Quote:
Originally Posted by DMcCunney
What's the point to chopping a file into little unusable pieces and leaving the pieces around to clutter the drive? If your answer is "None", you got it in one. If your answer is anything else, you need to learn more.
<snort>
I see paranoia about the NSA elsewhere, including folks convinced MS is in league with the NSA, and left back doors in Windows so the NSA could snoop on their machines. All I can say is "You wish you were important enough that anyone could be bothered to do that. You're not important, you don't matter, and no one in a position of power cares what you think! You are an insignificant flyspeck on the windowpane of the Internet. Deal with it and get over yourself."
I don't particularly care about Google, either. If I did, I wouldn't use Gmail as my primary email account, polling the others, wouldn't use Google Docs, wouldn't use Google Drive for cloud storage, and wouldn't use various other Google services I find handy. The stuff Google knows about me is not stuff I am concerned with keeping private.
There are three areas where I have privacy concerns: finances, health, and my sex life. My finance records are in the hands of my bank and CC issuers, and my health records are in the hands of my doctors and dentist. Those folks all have legal as well as moral requirements to keep it private. My sex life never gets online to begin with.
For the rest, I'm an open book. I don't worry a lot about things like tracking. The trackers want to better understand who I am and what they might be able to sell me. Fine by me: like everyone else, I buy goods and services, and like everyone else, ads are a way I discover things I might wish to buy. The better targeted the pitch, the less time I spend separating wheat from chaff.

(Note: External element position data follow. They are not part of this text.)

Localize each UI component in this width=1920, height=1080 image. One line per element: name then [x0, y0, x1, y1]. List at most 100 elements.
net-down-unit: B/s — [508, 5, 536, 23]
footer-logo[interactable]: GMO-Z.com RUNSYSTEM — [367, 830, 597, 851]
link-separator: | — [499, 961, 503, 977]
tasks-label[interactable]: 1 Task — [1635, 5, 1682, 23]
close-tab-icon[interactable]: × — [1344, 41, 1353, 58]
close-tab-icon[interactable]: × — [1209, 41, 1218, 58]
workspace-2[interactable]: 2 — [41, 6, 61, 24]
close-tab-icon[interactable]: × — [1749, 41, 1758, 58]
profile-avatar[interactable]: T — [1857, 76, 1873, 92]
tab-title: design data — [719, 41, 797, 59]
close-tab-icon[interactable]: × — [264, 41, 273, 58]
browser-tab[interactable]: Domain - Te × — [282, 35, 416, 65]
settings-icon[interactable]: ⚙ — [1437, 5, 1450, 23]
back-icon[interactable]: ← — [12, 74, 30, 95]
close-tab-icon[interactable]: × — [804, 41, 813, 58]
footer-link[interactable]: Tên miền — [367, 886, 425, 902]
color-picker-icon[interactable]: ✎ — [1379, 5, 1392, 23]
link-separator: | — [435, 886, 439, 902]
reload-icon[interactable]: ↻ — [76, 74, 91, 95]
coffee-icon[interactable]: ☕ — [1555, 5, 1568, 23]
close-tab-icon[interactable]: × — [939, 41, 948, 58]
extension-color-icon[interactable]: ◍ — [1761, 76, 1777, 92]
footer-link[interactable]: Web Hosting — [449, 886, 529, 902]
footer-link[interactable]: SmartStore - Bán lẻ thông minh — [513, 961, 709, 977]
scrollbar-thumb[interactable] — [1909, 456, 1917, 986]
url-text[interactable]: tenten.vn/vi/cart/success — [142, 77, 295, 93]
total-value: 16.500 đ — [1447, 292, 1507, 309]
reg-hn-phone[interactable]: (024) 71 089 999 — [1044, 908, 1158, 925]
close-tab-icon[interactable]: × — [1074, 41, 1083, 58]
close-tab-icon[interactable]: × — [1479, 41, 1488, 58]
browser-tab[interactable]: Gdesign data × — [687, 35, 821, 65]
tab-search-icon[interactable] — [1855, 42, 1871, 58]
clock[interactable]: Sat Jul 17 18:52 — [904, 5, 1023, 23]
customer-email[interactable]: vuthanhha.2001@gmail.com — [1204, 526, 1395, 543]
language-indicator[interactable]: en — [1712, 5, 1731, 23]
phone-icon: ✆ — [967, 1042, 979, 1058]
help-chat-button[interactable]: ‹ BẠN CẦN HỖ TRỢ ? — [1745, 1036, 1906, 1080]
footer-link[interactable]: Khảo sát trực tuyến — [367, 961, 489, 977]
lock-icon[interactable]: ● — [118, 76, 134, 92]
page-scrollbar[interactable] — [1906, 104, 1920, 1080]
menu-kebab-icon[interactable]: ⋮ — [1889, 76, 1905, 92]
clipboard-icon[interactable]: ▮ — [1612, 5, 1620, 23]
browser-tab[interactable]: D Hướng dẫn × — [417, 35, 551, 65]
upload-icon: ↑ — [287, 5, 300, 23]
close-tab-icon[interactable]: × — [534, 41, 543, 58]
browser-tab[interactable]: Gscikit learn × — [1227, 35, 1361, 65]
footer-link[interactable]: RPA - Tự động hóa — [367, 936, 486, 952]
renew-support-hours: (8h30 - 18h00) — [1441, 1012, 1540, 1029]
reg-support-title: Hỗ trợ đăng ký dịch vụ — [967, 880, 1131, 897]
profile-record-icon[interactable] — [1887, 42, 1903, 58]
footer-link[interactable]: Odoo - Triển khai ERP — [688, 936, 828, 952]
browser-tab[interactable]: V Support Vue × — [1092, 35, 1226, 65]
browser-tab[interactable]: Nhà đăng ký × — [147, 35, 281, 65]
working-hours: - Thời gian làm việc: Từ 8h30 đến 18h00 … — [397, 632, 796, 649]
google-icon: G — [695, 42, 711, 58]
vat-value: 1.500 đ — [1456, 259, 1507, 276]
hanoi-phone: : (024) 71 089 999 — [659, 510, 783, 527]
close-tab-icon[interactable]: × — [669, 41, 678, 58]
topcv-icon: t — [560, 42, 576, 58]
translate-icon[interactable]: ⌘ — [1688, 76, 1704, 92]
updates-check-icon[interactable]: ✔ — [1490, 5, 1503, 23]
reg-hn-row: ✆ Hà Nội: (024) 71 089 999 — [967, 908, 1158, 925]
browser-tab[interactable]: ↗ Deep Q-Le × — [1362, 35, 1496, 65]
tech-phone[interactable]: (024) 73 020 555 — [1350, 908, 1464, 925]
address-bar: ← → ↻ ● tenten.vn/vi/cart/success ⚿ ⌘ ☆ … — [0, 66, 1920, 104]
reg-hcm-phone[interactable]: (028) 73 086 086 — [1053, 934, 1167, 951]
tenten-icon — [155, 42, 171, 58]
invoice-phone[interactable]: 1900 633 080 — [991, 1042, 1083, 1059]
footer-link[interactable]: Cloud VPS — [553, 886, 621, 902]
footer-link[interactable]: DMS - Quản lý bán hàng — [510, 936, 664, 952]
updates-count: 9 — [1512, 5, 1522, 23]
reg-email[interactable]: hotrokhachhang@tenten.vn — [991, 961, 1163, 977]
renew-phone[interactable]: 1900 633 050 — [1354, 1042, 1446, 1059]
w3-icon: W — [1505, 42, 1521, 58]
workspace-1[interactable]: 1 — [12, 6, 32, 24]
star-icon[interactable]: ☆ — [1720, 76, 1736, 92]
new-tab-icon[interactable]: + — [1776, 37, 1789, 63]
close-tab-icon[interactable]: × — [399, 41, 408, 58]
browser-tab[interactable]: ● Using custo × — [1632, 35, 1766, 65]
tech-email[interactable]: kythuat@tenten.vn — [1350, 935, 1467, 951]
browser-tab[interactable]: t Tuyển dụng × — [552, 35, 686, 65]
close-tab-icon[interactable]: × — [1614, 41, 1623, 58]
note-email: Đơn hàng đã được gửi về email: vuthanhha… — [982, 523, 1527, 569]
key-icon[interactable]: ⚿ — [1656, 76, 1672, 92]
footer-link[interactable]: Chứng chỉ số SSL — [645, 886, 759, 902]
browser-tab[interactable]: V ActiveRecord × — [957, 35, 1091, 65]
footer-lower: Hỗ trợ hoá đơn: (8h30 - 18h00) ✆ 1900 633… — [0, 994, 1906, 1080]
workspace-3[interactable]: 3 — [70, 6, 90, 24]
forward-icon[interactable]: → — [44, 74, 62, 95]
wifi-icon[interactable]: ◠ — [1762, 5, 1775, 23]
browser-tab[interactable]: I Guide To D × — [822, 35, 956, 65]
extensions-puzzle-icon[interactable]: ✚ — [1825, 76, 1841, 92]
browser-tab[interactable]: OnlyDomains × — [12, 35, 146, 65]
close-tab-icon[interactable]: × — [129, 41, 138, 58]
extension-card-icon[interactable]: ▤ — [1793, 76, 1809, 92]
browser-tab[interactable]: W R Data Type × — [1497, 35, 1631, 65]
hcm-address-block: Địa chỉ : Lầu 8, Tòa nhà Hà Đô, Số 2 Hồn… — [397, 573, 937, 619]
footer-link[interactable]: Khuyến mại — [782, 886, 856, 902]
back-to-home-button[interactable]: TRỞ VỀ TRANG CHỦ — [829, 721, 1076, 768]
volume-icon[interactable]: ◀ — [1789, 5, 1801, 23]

For the odd occasion where I'm poking around in the seamier parts of the Internet, I have the technology to remain anonymous. I just don't normally see a need to deploy it.
I can't be bothered.
______
Dennis
|
Hey Dennis,
For me, I make the analogy with companies outside of the internet. They can contact me to try to sell me stuff
as long as it's through appropriate channels or use the data
I give them (and even that would have to be within certain agreed upon limits). But if a company started following me around, taking snapshots of everything I do, going through my mail, I would object.
That's why I object when it happens on the internet.
Whether I'm important or not has nothing to do with it. And it's not a question of paranoia. It's a question of privacy.